We are given the parametric curve $$x = 2\cos t + 2t\sin t$$ and $$y = 2\sin t - 2t\cos t$$. First we compute the derivatives: $$\frac{dx}{dt} = -2\sin t + 2\sin t + 2t\cos t = 2t\cos t$$ and $$\frac{dy}{dt} = 2\cos t - 2\cos t + 2t\sin t = 2t\sin t$$.

So $$\dfrac{dy}{dx} = \dfrac{2t\sin t}{2t\cos t} = \tan t$$. At $$t = \dfrac{\pi}{4}$$, the slope of the tangent is $$\tan\dfrac{\pi}{4} = 1$$, and the slope of the normal is $$-1$$.

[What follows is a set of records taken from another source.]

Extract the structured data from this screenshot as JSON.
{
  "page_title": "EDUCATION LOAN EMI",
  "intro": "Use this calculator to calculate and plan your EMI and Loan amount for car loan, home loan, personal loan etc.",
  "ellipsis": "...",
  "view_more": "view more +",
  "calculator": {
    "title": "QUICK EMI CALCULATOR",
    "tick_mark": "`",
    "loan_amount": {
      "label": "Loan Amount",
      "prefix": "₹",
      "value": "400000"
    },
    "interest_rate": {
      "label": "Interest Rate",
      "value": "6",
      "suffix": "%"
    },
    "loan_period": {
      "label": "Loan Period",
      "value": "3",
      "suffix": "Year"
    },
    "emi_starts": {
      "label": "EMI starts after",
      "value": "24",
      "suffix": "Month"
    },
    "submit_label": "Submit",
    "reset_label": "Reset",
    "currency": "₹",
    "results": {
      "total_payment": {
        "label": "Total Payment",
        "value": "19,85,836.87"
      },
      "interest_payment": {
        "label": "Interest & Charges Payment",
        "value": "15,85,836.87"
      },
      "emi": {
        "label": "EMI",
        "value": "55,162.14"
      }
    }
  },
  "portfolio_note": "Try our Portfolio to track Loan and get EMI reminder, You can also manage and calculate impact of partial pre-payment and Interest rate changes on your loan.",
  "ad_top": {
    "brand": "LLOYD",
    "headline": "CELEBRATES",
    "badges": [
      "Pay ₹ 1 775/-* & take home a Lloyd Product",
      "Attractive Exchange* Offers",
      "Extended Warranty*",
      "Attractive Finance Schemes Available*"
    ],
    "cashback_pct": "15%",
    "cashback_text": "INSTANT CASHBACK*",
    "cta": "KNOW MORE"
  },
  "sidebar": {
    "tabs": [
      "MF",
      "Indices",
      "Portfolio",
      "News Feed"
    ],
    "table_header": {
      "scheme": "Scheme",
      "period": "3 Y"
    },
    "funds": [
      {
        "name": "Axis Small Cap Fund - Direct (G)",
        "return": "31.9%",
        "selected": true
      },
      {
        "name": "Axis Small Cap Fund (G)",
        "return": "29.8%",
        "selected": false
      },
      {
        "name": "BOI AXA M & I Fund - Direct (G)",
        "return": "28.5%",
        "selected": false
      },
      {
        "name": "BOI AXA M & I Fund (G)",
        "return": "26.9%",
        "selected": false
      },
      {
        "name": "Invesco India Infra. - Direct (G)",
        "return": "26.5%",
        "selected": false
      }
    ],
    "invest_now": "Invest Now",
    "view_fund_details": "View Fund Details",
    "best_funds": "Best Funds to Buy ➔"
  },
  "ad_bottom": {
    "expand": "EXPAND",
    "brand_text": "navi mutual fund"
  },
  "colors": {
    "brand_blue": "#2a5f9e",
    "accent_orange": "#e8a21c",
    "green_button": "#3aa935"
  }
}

The point on the curve at $$t = \dfrac{\pi}{4}$$ is: $$x_0 = 2\cos\frac{\pi}{4} + 2 \cdot \frac{\pi}{4} \cdot \sin\frac{\pi}{4} = \sqrt{2} + \frac{\pi\sqrt{2}}{4} = \sqrt{2}\!\left(1 + \frac{\pi}{4}\right)$$ and $$y_0 = 2\sin\frac{\pi}{4} - 2 \cdot \frac{\pi}{4} \cdot \cos\frac{\pi}{4} = \sqrt{2} - \frac{\pi\sqrt{2}}{4} = \sqrt{2}\!\left(1 - \frac{\pi}{4}\right)$$.

The equation of the normal at this point is $$y - y_0 = -1(x - x_0)$$, which simplifies to $$x + y = x_0 + y_0 = \sqrt{2}\!\left(1 + \frac{\pi}{4}\right) + \sqrt{2}\!\left(1 - \frac{\pi}{4}\right) = 2\sqrt{2}$$.

The normal line is $$x + y - 2\sqrt{2} = 0$$. The distance from the origin $$(0, 0)$$ to this line is $$\dfrac{|0 + 0 - 2\sqrt{2}|}{\sqrt{1^2 + 1^2}} = \dfrac{2\sqrt{2}}{\sqrt{2}} = 2$$.